Обыск кончен. Люди возвращаются к своим постелям проклиная тиранов, но огорчению нет края, когда они констатируют недостаток каких либо вещей, необходимых для лагерника и отобранных незаконно, что часто случается.
Обмундирование
В последнее время мы получали обмундирование два раза в году. Осенью зимнее: бушлат, фуфайку, ватные брюки, шапку, валенки и пару портянок. Весной зимняя одежда отбиралась и выдавалась летняя: оставался бушлат или фуфайка, выдавалась летняя блуза, летние брюки, ботинки, зачастую чиненные /старые/ и пара летних портянок. Куски белой материи размером в 20х15 см., номером твоего лаг. отдела.
Пришивались они на спине, на правом рукаве выше локтя и брюках - выше колена. Без этого номера ни один конвой не хотел принимать лагерника при выходе на работу.
Последнее время выдавалось по две пары белья. В бане его меняли после 10-ти дней. Стирали в прачешной, но нередко и сами.
Баня и банообработка происходили через 10 дней, иной раз и реже. В 1951 году выдавали к матрацам - простыни и наволочки.
Кражи и вычеты
Кражи были очень часты и то всего, что попадалось под руку вора, чему способствовали и охранники лагеря. Возвращаясь с работы многие лагерники не обнаруживали белья, верхней одежды, ботинок и пр. На это составлялись списки и в конце месяца высчитывалось с заработной платы всех, если собственник не имел своей зарплаты.

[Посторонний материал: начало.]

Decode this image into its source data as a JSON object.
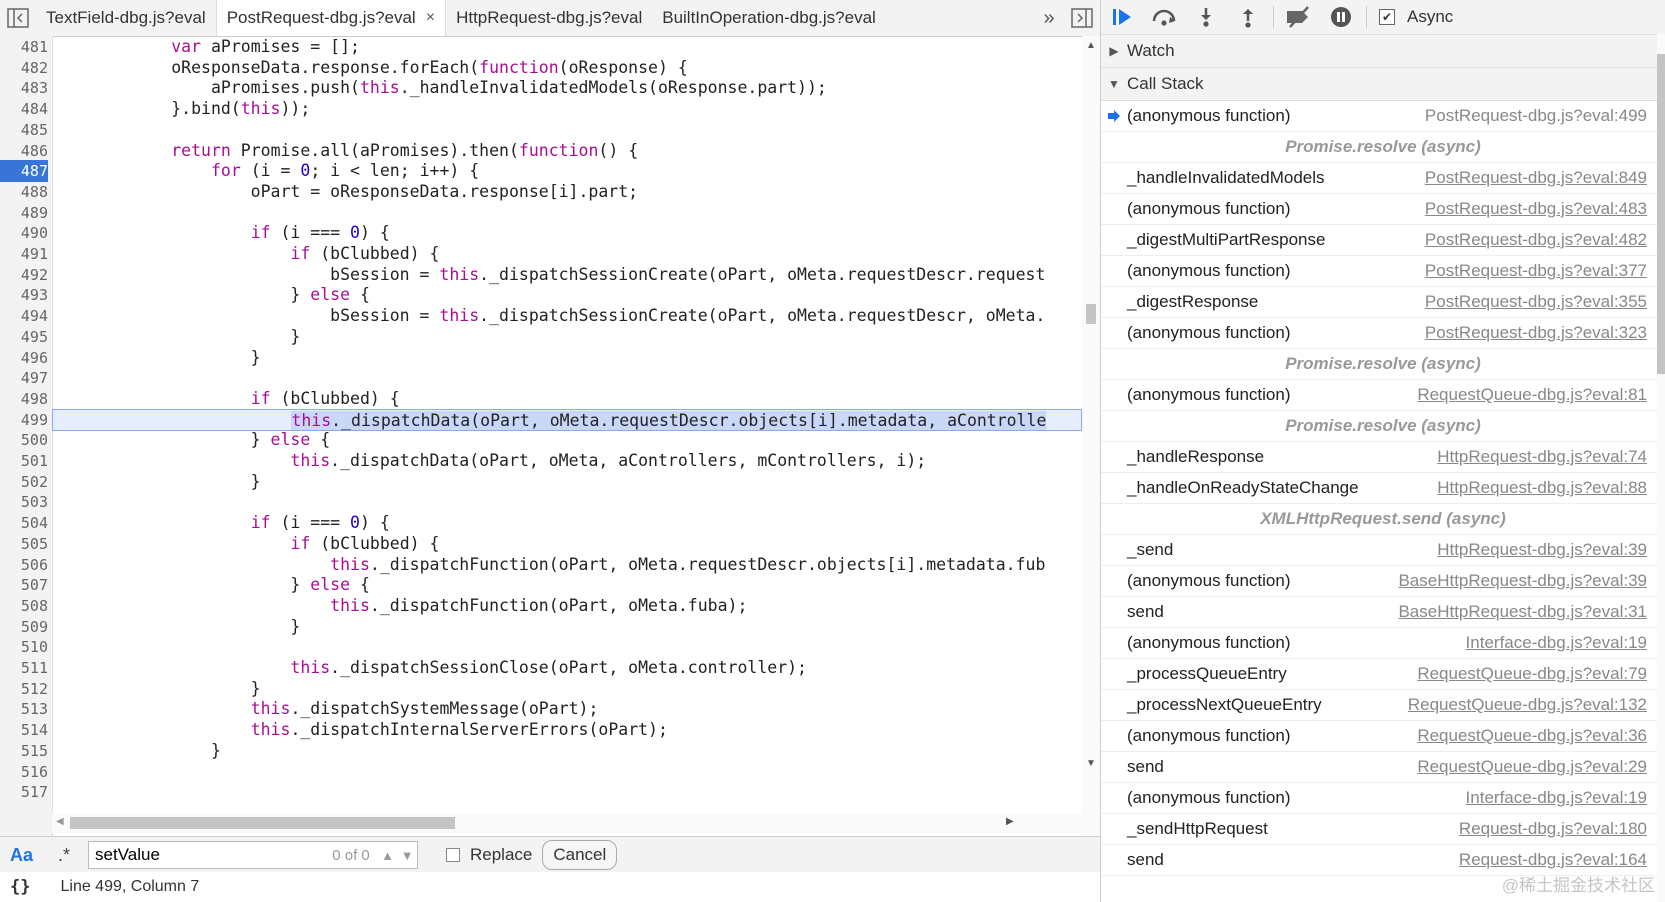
{
  "tabs": [
    {
      "label": "TextField-dbg.js?eval",
      "active": false
    },
    {
      "label": "PostRequest-dbg.js?eval",
      "active": true,
      "close": "×"
    },
    {
      "label": "HttpRequest-dbg.js?eval",
      "active": false
    },
    {
      "label": "BuiltInOperation-dbg.js?eval",
      "active": false
    }
  ],
  "tab_overflow": "»",
  "editor": {
    "lines": [
      {
        "n": "481",
        "text": "            var aPromises = [];"
      },
      {
        "n": "482",
        "text": "            oResponseData.response.forEach(function(oResponse) {"
      },
      {
        "n": "483",
        "text": "                aPromises.push(this._handleInvalidatedModels(oResponse.part));"
      },
      {
        "n": "484",
        "text": "            }.bind(this));"
      },
      {
        "n": "485",
        "text": ""
      },
      {
        "n": "486",
        "text": "            return Promise.all(aPromises).then(function() {"
      },
      {
        "n": "487",
        "text": "                for (i = 0; i < len; i++) {"
      },
      {
        "n": "488",
        "text": "                    oPart = oResponseData.response[i].part;"
      },
      {
        "n": "489",
        "text": ""
      },
      {
        "n": "490",
        "text": "                    if (i === 0) {"
      },
      {
        "n": "491",
        "text": "                        if (bClubbed) {"
      },
      {
        "n": "492",
        "text": "                            bSession = this._dispatchSessionCreate(oPart, oMeta.requestDescr.request"
      },
      {
        "n": "493",
        "text": "                        } else {"
      },
      {
        "n": "494",
        "text": "                            bSession = this._dispatchSessionCreate(oPart, oMeta.requestDescr, oMeta."
      },
      {
        "n": "495",
        "text": "                        }"
      },
      {
        "n": "496",
        "text": "                    }"
      },
      {
        "n": "497",
        "text": ""
      },
      {
        "n": "498",
        "text": "                    if (bClubbed) {"
      },
      {
        "n": "499",
        "text": "                        this._dispatchData(oPart, oMeta.requestDescr.objects[i].metadata, aControlle"
      },
      {
        "n": "500",
        "text": "                    } else {"
      },
      {
        "n": "501",
        "text": "                        this._dispatchData(oPart, oMeta, aControllers, mControllers, i);"
      },
      {
        "n": "502",
        "text": "                    }"
      },
      {
        "n": "503",
        "text": ""
      },
      {
        "n": "504",
        "text": "                    if (i === 0) {"
      },
      {
        "n": "505",
        "text": "                        if (bClubbed) {"
      },
      {
        "n": "506",
        "text": "                            this._dispatchFunction(oPart, oMeta.requestDescr.objects[i].metadata.fub"
      },
      {
        "n": "507",
        "text": "                        } else {"
      },
      {
        "n": "508",
        "text": "                            this._dispatchFunction(oPart, oMeta.fuba);"
      },
      {
        "n": "509",
        "text": "                        }"
      },
      {
        "n": "510",
        "text": ""
      },
      {
        "n": "511",
        "text": "                        this._dispatchSessionClose(oPart, oMeta.controller);"
      },
      {
        "n": "512",
        "text": "                    }"
      },
      {
        "n": "513",
        "text": "                    this._dispatchSystemMessage(oPart);"
      },
      {
        "n": "514",
        "text": "                    this._dispatchInternalServerErrors(oPart);"
      },
      {
        "n": "515",
        "text": "                }"
      },
      {
        "n": "516",
        "text": ""
      },
      {
        "n": "517",
        "text": ""
      }
    ],
    "exec_line": "487",
    "paused_line": "499"
  },
  "find": {
    "case_label": "Aa",
    "regex_label": ".*",
    "value": "setValue",
    "count": "0 of 0",
    "replace_label": "Replace",
    "cancel_label": "Cancel"
  },
  "status": {
    "braces": "{}",
    "position": "Line 499, Column 7"
  },
  "debugger": {
    "async_label": "Async",
    "async_checked": true,
    "watch_label": "Watch",
    "callstack_label": "Call Stack"
  },
  "callstack": [
    {
      "type": "frame",
      "fn": "(anonymous function)",
      "loc": "PostRequest-dbg.js?eval:499",
      "current": true
    },
    {
      "type": "async",
      "label": "Promise.resolve (async)"
    },
    {
      "type": "frame",
      "fn": "_handleInvalidatedModels",
      "loc": "PostRequest-dbg.js?eval:849"
    },
    {
      "type": "frame",
      "fn": "(anonymous function)",
      "loc": "PostRequest-dbg.js?eval:483"
    },
    {
      "type": "frame",
      "fn": "_digestMultiPartResponse",
      "loc": "PostRequest-dbg.js?eval:482"
    },
    {
      "type": "frame",
      "fn": "(anonymous function)",
      "loc": "PostRequest-dbg.js?eval:377"
    },
    {
      "type": "frame",
      "fn": "_digestResponse",
      "loc": "PostRequest-dbg.js?eval:355"
    },
    {
      "type": "frame",
      "fn": "(anonymous function)",
      "loc": "PostRequest-dbg.js?eval:323"
    },
    {
      "type": "async",
      "label": "Promise.resolve (async)"
    },
    {
      "type": "frame",
      "fn": "(anonymous function)",
      "loc": "RequestQueue-dbg.js?eval:81"
    },
    {
      "type": "async",
      "label": "Promise.resolve (async)"
    },
    {
      "type": "frame",
      "fn": "_handleResponse",
      "loc": "HttpRequest-dbg.js?eval:74"
    },
    {
      "type": "frame",
      "fn": "_handleOnReadyStateChange",
      "loc": "HttpRequest-dbg.js?eval:88"
    },
    {
      "type": "async",
      "label": "XMLHttpRequest.send (async)"
    },
    {
      "type": "frame",
      "fn": "_send",
      "loc": "HttpRequest-dbg.js?eval:39"
    },
    {
      "type": "frame",
      "fn": "(anonymous function)",
      "loc": "BaseHttpRequest-dbg.js?eval:39"
    },
    {
      "type": "frame",
      "fn": "send",
      "loc": "BaseHttpRequest-dbg.js?eval:31"
    },
    {
      "type": "frame",
      "fn": "(anonymous function)",
      "loc": "Interface-dbg.js?eval:19"
    },
    {
      "type": "frame",
      "fn": "_processQueueEntry",
      "loc": "RequestQueue-dbg.js?eval:79"
    },
    {
      "type": "frame",
      "fn": "_processNextQueueEntry",
      "loc": "RequestQueue-dbg.js?eval:132"
    },
    {
      "type": "frame",
      "fn": "(anonymous function)",
      "loc": "RequestQueue-dbg.js?eval:36"
    },
    {
      "type": "frame",
      "fn": "send",
      "loc": "RequestQueue-dbg.js?eval:29"
    },
    {
      "type": "frame",
      "fn": "(anonymous function)",
      "loc": "Interface-dbg.js?eval:19"
    },
    {
      "type": "frame",
      "fn": "_sendHttpRequest",
      "loc": "Request-dbg.js?eval:180"
    },
    {
      "type": "frame",
      "fn": "send",
      "loc": "Request-dbg.js?eval:164"
    }
  ],
  "watermark": "@稀土掘金技术社区",
  "colors": {
    "accent": "#1a73e8",
    "exec_line_bg": "#3875d7",
    "keyword": "#aa0d91",
    "number": "#1c00cf"
  }
}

За лагерную квартиру делались вычеты, за конвой - тоже, за кухню - тоже. Лагерник содержал себя и всю свору, которая угнетала его. Зарплата получалась по выработке.
Заем
В 1950 году в лаг. отдел номер 25 начальство дошло до такой наглости, что заставило заключенных - своих врагов, подписываться на заем /государственный/. Мы признанные и объявленные враги государства, должны были подписываться и поддерживать государство, которое затягивало петлю на нашей шее, с каждым днем все больше и больше. Мы были поражены таким гнусным требованием. Удивились не меньше цыгана, протестовавшего против та - кого же требования: "Яке ж це государство що у цыгана просыть допомогы-мылости, кольок це воно було?" Но мы были еще в большем смущении и смешном положении.
Мы должны были помогать своими руками, рукам палачей, схвативших нас за горло и давящих нас, как удавы.
Переписка
Сообщение с внешним "ром было запрещено до смерти "отца народов" и еще год спустя. Письма же родным разрешалось один раз в полгода, но они не всегда доходили по назначению. Бывали случаи, что в куче бумаг, выбрасываемых начальством, ища бумаги для курения, лагерники находили уничтоженные письма, посылаемые родным, а сами же письма и фотографии от родных, посылаемые своему сыну, находившемуся в нашем лаг. отделении.